Accountable.US said it examined the financial statements of the nation’s top 10 retailers over the past two years — including Lowe’s and Target — and found that they collectively increased their profits by $24.6 million for a grand total of $99 billion.
The new figures comes as companies enjoy their most profitable year since the 1950s. Pre-tax profits last year soared 25% from 2020, far outpacing the increase in consumer prices. The report highlights a continuing debate about inflation. Some consumer advocates argue that corporations are justifying higher prices for consumers by using inflation.
Companies have used some of that profit to boost CEO compensation and give lofty benefits to shareholders like increased dividends or stock buybacks, the report charges. Many corporate leaders boasted to investors about their ability to pass on price increases to consumers.
“When corporate profits are at their highest levels in nearly 50 years and companies are showering their shareholders with billions in new benefits over the last year, it raises serious questions whether industries like retail have had to hike prices on families to such excessive degrees,” Accountable.US President Kyle Herrig said in a statement to CBS MoneyWatch.
Amazon, CVS Health, Kroger, Lowe’s, Target and TJX did not immediately respond to requests for comment on the report.
Home Depot told CBS MoneyWatch that Accountable.US’ report misrepresents why the company’s profits grew in 2021.

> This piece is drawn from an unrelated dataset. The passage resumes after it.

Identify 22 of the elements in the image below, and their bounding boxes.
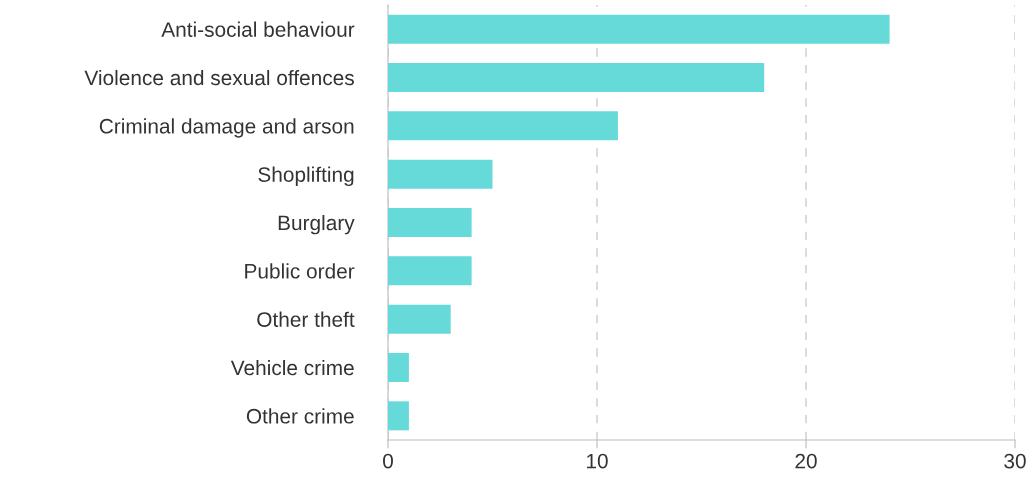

” “As our customers advocate value, we’re constantly working with our suppliers to maintain costs as low for our customers,” the company stated in a statement. “Our growth has been driven by overwhelming demand for home improvement. “
Supply-chain issues or “unconscionable” hikes?
To be sure, inflation is rising sharply due to a number of underlying economic issues, such as supply-chain bottlenecks, labor shortages and strong demand from consumers. Inflation in the U.S. reached a new 40-year high in March, with consumer prices jumping 8.5% in the last 12 months — the fastest annual rate since the Reagan administration. But in many cases, retail executives are open about their willingness to raise prices. Kroger Chief Financial Officer Gary Millerchip said during a 2021 earnings call that the grocery store chain is “passing along higher costs to the customer where it makes sense to do so.” Ernie Herman, CEO of TJX, stated that the company’s strategy to surgically increase retail [prices], on selected items, was well underway and it is working very well.

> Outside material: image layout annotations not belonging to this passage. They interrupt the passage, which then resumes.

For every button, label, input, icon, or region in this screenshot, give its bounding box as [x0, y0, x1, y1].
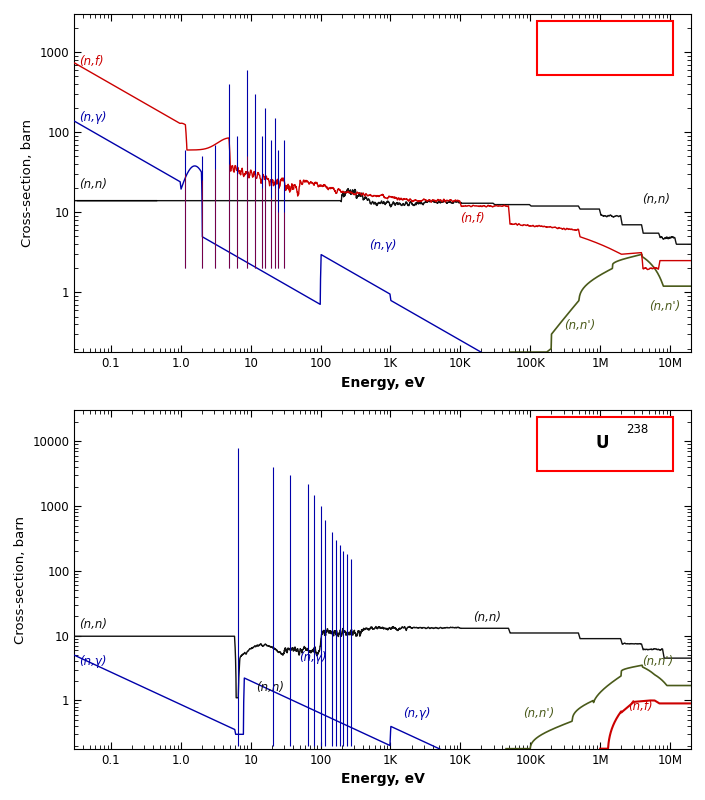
Text: (n,γ): (n,γ) [403, 707, 430, 720]
Text: (n,n): (n,n) [642, 194, 670, 206]
Text: U: U [596, 37, 609, 55]
Text: (n,n'): (n,n') [642, 655, 673, 668]
Text: (n,n'): (n,n') [649, 300, 680, 314]
Text: (n,n): (n,n) [256, 681, 284, 694]
Y-axis label: Cross-section, barn: Cross-section, barn [21, 119, 35, 247]
Text: (n,n'): (n,n') [524, 707, 555, 720]
Text: (n,n): (n,n) [79, 618, 107, 631]
Text: U: U [596, 434, 609, 451]
Y-axis label: Cross-section, barn: Cross-section, barn [14, 515, 27, 643]
Text: 235: 235 [626, 26, 649, 39]
Text: (n,n): (n,n) [472, 610, 501, 624]
Text: (n,γ): (n,γ) [369, 239, 397, 252]
FancyBboxPatch shape [537, 21, 673, 74]
Text: (n,γ): (n,γ) [79, 655, 106, 668]
FancyBboxPatch shape [537, 417, 673, 471]
Text: (n,γ): (n,γ) [300, 651, 327, 665]
Text: (n,f): (n,f) [460, 212, 485, 226]
Text: (n,γ): (n,γ) [79, 110, 106, 123]
X-axis label: Energy, eV: Energy, eV [341, 375, 424, 390]
Text: (n,f): (n,f) [79, 54, 104, 67]
Text: (n,n): (n,n) [79, 178, 107, 191]
Text: (n,n'): (n,n') [563, 319, 595, 332]
Text: (n,f): (n,f) [628, 701, 653, 714]
Text: 238: 238 [626, 422, 649, 435]
X-axis label: Energy, eV: Energy, eV [341, 772, 424, 786]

Some companies blame inflation for their price rises, but Accountable.US or some lawmakers claim that these increases are far more than what companies need to cover increased costs.

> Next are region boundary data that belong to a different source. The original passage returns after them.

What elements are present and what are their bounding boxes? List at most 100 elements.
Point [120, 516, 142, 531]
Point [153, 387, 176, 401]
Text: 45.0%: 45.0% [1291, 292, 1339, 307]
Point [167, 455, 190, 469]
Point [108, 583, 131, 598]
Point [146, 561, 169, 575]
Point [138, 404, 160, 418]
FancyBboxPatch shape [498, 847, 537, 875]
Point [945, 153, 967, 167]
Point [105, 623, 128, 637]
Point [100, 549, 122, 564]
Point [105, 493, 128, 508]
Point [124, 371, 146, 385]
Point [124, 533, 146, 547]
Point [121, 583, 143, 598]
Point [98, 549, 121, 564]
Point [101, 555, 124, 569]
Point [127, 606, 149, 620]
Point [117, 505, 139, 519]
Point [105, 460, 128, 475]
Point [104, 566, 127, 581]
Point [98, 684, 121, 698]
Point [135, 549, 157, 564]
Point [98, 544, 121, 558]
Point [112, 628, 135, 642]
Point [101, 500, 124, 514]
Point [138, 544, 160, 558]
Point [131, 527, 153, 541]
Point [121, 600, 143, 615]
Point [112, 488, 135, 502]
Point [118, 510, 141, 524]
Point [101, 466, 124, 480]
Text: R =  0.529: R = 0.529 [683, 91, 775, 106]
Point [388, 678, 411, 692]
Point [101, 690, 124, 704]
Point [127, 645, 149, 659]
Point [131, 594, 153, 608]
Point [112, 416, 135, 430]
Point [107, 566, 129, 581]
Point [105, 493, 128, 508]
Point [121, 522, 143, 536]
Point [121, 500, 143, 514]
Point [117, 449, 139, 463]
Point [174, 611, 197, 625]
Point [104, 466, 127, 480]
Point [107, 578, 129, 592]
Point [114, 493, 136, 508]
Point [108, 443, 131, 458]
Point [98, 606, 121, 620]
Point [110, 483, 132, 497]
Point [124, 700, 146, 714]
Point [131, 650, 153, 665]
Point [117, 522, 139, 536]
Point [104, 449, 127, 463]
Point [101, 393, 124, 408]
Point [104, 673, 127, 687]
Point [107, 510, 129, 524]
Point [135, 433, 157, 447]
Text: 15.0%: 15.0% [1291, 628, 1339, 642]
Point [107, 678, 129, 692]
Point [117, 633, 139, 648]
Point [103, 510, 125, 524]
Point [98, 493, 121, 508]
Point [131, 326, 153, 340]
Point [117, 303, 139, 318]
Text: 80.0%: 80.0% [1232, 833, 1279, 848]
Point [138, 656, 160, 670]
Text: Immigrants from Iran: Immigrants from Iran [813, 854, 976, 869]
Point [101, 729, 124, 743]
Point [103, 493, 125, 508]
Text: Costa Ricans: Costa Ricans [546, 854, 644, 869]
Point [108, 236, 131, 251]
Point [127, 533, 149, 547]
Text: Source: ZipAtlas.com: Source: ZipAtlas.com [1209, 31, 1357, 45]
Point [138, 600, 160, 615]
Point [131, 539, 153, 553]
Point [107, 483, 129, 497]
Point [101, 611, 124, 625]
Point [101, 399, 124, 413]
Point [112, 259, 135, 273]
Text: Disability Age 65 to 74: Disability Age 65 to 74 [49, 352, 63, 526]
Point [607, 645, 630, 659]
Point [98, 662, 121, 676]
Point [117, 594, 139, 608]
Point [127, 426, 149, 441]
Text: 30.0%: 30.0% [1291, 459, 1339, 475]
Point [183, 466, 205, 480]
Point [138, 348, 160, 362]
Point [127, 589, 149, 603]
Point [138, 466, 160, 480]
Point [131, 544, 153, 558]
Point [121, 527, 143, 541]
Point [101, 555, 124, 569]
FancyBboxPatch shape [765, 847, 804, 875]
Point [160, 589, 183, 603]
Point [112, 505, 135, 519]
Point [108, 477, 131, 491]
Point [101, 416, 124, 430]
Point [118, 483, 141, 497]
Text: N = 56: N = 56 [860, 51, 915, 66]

“This isn’t about inflation,” Sen. Elizabeth Warren told MSNBC recently. “This is about price gouging. “
“We have witnessed unconscionable price increases in everyday consumer goods,” Rep. Jan Schakowsky (Democrat of Illinois) stated in a February congressional hearing. “Companies are making more money than Americans because of skyrocketing costs.”
The report cites, among other things, that Lowe’s reported a profit of $8.4 billion for its most recent quarter, largely due to its “new pricing strategies.” TJX, the parent company of Marshalls, TJ Maxx and Home Goods, saw its profits rise to $3.3 billion last year as the CEO spoke out about the company’s aggressive price increases. Target boosted its profits to $6.9 billion in 2021, in a year its CEO touted “a year of record growth.”
“Companies know that consumers expect higher prices right now and they’re really seeing how far they can push that,” Lindsay Owens, executive director of the left-leaning economic think tank Groundwork Collaborative, told PBS.
Accountable.US stated that it expects retailers will continue to make billions from the price rises. The National Retail Federation predicts retail profits will grow between 6% and 8% in 2022.
“It is time for corporations to shoulder the burden that average Americans have taken on during the health crisis,” Herrig stated. “Corporations should stabilize prices for consumers, not chase higher profits — and finally pay their fair share of taxes. “
Khristopher Brooks is a CBS MoneyWatch reporter covering financial, consumer and business stories. These stories range from economic inequality and housing problems to bankruptcies or the business of sport.